(also Borochov, Borochow, Boruchow; 1881–1917), pivotal thinker and scholar who in his short life of 36 years founded two distinct fields: Labor Zionism and Yiddish studies. He played the dual roles of theoretician and primary activist in both.
Born in Zolotonosha, Ukraine, Ber (or Dov Ber) Borokhov grew up in the nearby city of Poltava in a home shaped by his father’s Zionism and his mother’s dedication to education. Early on he became active in the socialist branch of Zionism led by Naḥman Syrkin (1868–1924). Borokhov founded the Sionistskii Sotsialisticheskii Rabochii Soyuz (Zionist Socialist Workers Union) in 1901 in Ekaterinoslav (now Dnipropetrovs’k, Ukraine), and faced opposition from both the Russian Social Democrats and the Zionists. He also showed an interest in philosophy, and after completing the gymnasium in Poltava in 1900 immersed himself in self-study. His essay “O kharaktere evreiskogo duma” (On the Character of Jewish Thinking; 1903) generated considerable discussion.
In fusing socialist with Zionist thought, Borokhov had a circle to square. For most socialists, Zionism was inherently nationalistic, focused upon the betterment of one’s own lot, and hence chauvinistic. For many Zionists, a link with socialist and antinational organizations was equally anathema, for practical reasons (in urging Jewish emigration, Zionists had to work with various types of regimes) as well as for ideological ones (some Zionists were antisocialist, antiuniversalist, or antirevolutionary). From the heart of socialist thinking, Borokhov took the concept of productivity of one’s own labor and Marxist notions about the role of the working classes, and joined the chorus of those who criticized the economic niches Jews had traditionally filled. He illustrated what he regarded to be the “upside-down” economics of Jewish life in the Diaspora; using his Borokhovian Inverted Pyramid, he showed that agriculture and industrial–production activities did not fill the usual broad base but were at the needle-thin tip. He concluded that the shift to a normal productive life could only take place in the historic homeland, the Land of Israel. Thanks to Borokhov, many East European Jews felt comfortable supporting socialism as well as Zionism.

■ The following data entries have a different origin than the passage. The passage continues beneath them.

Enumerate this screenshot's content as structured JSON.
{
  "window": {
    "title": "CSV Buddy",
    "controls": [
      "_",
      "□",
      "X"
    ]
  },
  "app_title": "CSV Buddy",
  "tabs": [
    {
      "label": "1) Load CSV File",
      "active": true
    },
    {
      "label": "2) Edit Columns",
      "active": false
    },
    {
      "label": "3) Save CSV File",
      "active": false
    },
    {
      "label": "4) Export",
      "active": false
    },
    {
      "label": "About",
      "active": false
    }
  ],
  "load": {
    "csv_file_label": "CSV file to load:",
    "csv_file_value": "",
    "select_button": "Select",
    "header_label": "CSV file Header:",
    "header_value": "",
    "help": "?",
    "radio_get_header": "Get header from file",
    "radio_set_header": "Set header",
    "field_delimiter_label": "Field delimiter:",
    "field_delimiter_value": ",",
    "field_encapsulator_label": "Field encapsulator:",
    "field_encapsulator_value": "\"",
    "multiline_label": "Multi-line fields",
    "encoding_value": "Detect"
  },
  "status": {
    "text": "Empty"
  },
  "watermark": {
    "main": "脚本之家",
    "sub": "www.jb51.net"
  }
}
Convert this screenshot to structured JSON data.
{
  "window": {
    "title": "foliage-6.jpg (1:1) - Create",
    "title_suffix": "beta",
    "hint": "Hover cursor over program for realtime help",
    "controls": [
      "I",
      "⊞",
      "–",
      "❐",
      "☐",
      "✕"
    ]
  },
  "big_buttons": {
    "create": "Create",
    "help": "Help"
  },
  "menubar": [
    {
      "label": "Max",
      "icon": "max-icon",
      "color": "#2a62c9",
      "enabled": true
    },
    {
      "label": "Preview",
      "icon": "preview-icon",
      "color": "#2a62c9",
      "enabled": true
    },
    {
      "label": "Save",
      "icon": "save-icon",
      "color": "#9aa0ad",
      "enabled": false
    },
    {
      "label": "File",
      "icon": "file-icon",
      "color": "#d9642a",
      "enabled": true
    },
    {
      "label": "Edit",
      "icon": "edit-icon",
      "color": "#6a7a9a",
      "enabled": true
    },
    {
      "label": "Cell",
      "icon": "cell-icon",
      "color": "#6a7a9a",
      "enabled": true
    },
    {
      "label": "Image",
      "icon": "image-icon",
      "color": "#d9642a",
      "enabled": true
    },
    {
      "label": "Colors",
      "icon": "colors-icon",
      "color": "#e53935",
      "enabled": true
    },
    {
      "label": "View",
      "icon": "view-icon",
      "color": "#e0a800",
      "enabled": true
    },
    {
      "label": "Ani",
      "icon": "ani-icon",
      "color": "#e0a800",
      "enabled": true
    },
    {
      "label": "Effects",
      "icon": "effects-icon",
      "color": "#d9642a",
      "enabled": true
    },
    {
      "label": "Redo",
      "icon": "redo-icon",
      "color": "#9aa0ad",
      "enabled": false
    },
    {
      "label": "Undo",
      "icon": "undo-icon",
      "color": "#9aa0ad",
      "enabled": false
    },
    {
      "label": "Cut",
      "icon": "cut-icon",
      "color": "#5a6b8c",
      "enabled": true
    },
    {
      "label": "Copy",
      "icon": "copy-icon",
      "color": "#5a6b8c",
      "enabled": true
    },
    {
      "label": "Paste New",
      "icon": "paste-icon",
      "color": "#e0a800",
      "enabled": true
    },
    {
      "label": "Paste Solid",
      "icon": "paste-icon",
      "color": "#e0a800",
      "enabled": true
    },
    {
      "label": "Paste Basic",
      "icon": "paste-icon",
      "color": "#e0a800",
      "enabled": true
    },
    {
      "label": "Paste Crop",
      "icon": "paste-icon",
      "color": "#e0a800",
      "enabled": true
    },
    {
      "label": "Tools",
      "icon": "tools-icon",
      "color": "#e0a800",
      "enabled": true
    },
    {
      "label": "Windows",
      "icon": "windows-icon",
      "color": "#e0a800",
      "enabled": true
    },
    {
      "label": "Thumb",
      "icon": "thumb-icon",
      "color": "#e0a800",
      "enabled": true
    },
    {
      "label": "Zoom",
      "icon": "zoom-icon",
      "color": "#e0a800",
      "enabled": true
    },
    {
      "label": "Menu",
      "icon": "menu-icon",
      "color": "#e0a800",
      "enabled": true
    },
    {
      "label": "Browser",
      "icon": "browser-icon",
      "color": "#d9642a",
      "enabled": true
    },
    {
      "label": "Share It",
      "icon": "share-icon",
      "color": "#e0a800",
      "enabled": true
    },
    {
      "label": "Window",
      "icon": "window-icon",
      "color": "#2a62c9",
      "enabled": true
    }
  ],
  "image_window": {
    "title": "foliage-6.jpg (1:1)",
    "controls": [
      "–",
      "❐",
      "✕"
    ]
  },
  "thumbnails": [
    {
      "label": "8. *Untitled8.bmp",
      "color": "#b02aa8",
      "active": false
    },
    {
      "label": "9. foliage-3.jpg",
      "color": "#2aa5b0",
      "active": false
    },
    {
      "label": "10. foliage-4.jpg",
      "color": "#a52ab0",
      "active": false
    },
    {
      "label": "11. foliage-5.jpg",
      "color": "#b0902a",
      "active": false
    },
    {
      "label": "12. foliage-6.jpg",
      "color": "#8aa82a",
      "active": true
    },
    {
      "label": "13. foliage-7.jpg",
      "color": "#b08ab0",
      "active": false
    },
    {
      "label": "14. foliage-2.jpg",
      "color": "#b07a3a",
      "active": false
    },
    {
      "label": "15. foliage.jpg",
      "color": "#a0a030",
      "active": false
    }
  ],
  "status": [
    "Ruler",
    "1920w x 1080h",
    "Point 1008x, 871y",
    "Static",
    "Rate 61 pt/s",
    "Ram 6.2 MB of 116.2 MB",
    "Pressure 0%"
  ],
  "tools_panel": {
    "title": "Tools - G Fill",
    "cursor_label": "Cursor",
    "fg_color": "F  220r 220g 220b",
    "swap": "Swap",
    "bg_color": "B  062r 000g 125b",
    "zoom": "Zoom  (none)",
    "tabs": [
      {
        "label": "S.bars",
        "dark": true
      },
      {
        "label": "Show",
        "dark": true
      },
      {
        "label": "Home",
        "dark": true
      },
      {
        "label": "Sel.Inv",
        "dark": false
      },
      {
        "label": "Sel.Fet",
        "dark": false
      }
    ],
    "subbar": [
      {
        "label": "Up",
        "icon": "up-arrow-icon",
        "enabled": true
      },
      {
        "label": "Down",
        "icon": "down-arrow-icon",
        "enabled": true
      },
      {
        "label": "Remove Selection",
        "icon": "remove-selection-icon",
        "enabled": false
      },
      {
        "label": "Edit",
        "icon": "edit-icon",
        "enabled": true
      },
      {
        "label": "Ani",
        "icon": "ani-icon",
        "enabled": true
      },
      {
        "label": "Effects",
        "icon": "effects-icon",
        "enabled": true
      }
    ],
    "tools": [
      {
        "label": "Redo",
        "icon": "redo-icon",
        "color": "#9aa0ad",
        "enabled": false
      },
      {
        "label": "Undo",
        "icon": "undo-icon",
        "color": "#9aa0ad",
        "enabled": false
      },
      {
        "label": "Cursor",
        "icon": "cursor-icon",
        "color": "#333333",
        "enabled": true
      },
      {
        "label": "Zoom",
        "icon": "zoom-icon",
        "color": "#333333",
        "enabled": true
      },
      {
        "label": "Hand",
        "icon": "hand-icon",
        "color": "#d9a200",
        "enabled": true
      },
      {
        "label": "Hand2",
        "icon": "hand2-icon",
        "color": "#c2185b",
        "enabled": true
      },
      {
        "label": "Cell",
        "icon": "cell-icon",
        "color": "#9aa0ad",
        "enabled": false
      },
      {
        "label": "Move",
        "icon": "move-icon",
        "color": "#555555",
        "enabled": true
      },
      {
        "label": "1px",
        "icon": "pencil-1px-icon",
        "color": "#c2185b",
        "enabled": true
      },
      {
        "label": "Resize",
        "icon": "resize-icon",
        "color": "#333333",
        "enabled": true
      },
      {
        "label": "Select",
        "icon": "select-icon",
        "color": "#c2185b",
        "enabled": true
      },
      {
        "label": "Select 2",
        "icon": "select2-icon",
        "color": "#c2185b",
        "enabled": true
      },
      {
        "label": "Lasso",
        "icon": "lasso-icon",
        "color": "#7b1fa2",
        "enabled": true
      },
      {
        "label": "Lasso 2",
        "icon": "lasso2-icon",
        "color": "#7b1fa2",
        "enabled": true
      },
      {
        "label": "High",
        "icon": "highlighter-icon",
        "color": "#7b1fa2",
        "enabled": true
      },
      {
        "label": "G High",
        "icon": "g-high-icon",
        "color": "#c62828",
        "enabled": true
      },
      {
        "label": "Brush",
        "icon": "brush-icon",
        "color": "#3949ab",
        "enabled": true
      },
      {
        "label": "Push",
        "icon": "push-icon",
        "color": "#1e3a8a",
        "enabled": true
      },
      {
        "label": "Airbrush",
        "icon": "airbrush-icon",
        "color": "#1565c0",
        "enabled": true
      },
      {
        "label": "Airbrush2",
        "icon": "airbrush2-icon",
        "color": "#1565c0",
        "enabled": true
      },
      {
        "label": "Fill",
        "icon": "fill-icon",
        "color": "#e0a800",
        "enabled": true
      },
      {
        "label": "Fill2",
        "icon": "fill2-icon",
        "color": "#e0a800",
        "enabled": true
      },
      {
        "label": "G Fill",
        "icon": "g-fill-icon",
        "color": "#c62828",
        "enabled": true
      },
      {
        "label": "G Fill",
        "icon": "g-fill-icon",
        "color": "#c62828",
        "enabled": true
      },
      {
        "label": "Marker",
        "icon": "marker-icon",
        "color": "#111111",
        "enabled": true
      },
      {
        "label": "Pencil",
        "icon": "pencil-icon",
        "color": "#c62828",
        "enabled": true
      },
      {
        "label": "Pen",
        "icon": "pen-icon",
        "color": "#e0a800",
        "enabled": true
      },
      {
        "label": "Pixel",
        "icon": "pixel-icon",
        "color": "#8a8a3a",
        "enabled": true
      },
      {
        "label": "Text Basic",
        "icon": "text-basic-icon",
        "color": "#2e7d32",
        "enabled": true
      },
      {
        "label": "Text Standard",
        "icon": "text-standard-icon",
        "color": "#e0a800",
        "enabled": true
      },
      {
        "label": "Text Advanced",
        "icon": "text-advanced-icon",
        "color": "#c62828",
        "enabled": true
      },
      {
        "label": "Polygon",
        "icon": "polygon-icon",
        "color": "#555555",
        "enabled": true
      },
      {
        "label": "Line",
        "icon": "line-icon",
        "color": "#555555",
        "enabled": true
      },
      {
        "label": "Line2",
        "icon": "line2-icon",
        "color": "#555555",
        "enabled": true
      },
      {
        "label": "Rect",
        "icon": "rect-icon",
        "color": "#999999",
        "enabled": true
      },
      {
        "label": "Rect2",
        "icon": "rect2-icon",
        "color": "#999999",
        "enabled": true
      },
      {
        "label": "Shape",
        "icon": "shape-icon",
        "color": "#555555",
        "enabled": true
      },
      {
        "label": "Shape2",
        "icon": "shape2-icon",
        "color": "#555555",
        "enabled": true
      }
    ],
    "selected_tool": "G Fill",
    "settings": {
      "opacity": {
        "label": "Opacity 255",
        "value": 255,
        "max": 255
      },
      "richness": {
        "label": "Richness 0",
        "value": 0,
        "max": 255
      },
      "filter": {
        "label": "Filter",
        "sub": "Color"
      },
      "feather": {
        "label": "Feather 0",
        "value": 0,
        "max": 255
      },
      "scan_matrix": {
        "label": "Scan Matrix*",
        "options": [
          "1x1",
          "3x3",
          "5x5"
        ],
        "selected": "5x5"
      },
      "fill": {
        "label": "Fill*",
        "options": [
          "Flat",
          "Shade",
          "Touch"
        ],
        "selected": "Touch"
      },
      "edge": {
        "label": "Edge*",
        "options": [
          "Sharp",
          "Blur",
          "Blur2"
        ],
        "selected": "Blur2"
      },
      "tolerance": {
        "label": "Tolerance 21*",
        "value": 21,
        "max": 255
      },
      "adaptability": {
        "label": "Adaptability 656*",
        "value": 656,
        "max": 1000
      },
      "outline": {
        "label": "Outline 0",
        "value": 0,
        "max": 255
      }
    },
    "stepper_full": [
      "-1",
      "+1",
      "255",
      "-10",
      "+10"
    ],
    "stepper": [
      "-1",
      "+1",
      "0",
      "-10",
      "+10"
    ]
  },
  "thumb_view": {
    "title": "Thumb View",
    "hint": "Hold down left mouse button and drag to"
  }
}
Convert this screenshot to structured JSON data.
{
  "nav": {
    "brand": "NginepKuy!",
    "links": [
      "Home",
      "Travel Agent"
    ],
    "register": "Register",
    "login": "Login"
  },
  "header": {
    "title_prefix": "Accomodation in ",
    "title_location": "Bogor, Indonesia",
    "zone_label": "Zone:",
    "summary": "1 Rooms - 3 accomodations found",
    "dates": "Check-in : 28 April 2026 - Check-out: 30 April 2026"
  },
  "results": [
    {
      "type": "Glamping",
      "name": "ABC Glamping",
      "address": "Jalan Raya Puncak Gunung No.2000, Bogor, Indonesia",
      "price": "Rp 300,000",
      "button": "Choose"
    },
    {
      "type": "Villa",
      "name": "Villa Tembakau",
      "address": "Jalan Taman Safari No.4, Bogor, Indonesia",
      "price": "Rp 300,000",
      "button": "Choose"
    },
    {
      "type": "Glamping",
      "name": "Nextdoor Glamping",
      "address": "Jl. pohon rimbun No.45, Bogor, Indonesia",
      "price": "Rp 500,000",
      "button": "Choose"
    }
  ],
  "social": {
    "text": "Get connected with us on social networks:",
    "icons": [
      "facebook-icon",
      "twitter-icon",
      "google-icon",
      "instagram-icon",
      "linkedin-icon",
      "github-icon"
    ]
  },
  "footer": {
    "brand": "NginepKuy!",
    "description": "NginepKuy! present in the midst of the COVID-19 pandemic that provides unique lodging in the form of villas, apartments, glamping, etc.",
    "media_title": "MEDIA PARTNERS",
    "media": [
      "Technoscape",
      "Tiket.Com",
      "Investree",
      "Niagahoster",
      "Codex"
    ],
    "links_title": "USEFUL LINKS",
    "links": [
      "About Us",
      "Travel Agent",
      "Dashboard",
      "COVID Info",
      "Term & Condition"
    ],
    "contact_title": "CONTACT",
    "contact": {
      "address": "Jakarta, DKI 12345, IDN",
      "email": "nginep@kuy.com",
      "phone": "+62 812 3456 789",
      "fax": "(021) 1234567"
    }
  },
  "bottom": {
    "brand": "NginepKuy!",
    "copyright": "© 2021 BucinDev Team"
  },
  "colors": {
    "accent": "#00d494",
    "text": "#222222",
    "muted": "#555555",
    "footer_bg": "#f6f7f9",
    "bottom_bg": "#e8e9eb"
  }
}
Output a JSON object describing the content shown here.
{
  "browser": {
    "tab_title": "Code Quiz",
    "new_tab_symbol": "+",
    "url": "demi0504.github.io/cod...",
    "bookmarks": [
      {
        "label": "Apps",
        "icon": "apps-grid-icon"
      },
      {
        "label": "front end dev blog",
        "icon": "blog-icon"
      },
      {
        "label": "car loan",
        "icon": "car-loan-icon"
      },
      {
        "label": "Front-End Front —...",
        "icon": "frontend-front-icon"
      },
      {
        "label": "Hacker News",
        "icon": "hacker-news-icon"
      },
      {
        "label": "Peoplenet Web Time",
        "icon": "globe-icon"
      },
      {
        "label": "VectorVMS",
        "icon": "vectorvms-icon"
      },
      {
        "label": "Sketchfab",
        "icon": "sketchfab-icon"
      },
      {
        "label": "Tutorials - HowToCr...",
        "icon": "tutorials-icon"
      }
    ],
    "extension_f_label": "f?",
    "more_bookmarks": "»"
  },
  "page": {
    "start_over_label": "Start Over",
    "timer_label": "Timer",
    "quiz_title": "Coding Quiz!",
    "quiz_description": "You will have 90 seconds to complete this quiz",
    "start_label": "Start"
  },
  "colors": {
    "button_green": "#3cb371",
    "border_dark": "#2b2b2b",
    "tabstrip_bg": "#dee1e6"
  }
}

A group of Jewish men on the eve of their induction into the Polish army at the age of 21, with a portrait of Marxist Zionist theoretician and founder of the Po‘ale Tsiyon party Ber Borokhov, Lublin, 1919. (YIVO)
When the territorialist and Uganda debates raged within Zionism, Borokhov championed the “Zionists of Zion” faction at the Seventh Zionist Congress of 1905, a point of view reflected also in his “K voprosu o Sione o territorii” (On the Question of Zionism and Territory; 1905). His writings charted the course for nonassimilationist socialism interwoven with resolute Palestinian Zionism as a recipe for self-liberation that did not have to rely on the theoretical crutch of antisemitism for justification. Borokhov’s “Nasha platforma” (Our Platform) became the manifesto of the Po‘ale Tsiyon party in 1906, and he was one of the molders who made this organization a distinct movement within international Zionism. Declaring himself a “prognostic Palestinian,” he argued that mass migration to Palestine was a historic inevitability that would occur as a stychic, or spontaneous, process.
Po‘ale Tsiyon was clearly distinguished from the two other major Zionist–socialist groupings of the early years of the twentieth century: the Zionist Socialist Workers Party, which flirted with non-Palestinian territorialism, and the Jewish Socialist Workers Party (Sejmists), which concentrated more on in situ national autonomy. Borokhov’s Po‘ale Tsiyon set up its World Alliance in 1907, with international offices in Vienna, where he moved to coordinate the work of party units in Argentina, Austria, Great Britain, Palestine, Russia, and the United States. Taken together, Borokhov’s writings represent a sophisticated synthesis of socialism and Zionism; they influenced both the leadership and the socioeconomic policies of the eventual State of Israel in its formative decades.
During his Vienna years (1907–1914) Borokhov undertook intensive research on the history of Yiddish language and literature. He wrote that he had learned to speak and write the language at age 26. Just as socialism and Zionism did not constitute a contradiction to his bold way of thinking, so too were Yiddish and Zionism mutually compatible for him. Borokhov debated avidly with the Zionist–Hebraist disdainers of Yiddish, but unlike Bundists and other non-Zionists, he was able to do so “from inside.” His “Hebreismus militans” (Militant Hebraism; 1913) remains a classic statement of combative Yiddishism. That he should so champion the language of the very people whom Zionism was meant to serve was natural for him, but his stand was shocking to friends and foes alike. It was a given assumption then that Zionism was linked with Hebrew, and that Bundism–non-Zionism was associated with Yiddish.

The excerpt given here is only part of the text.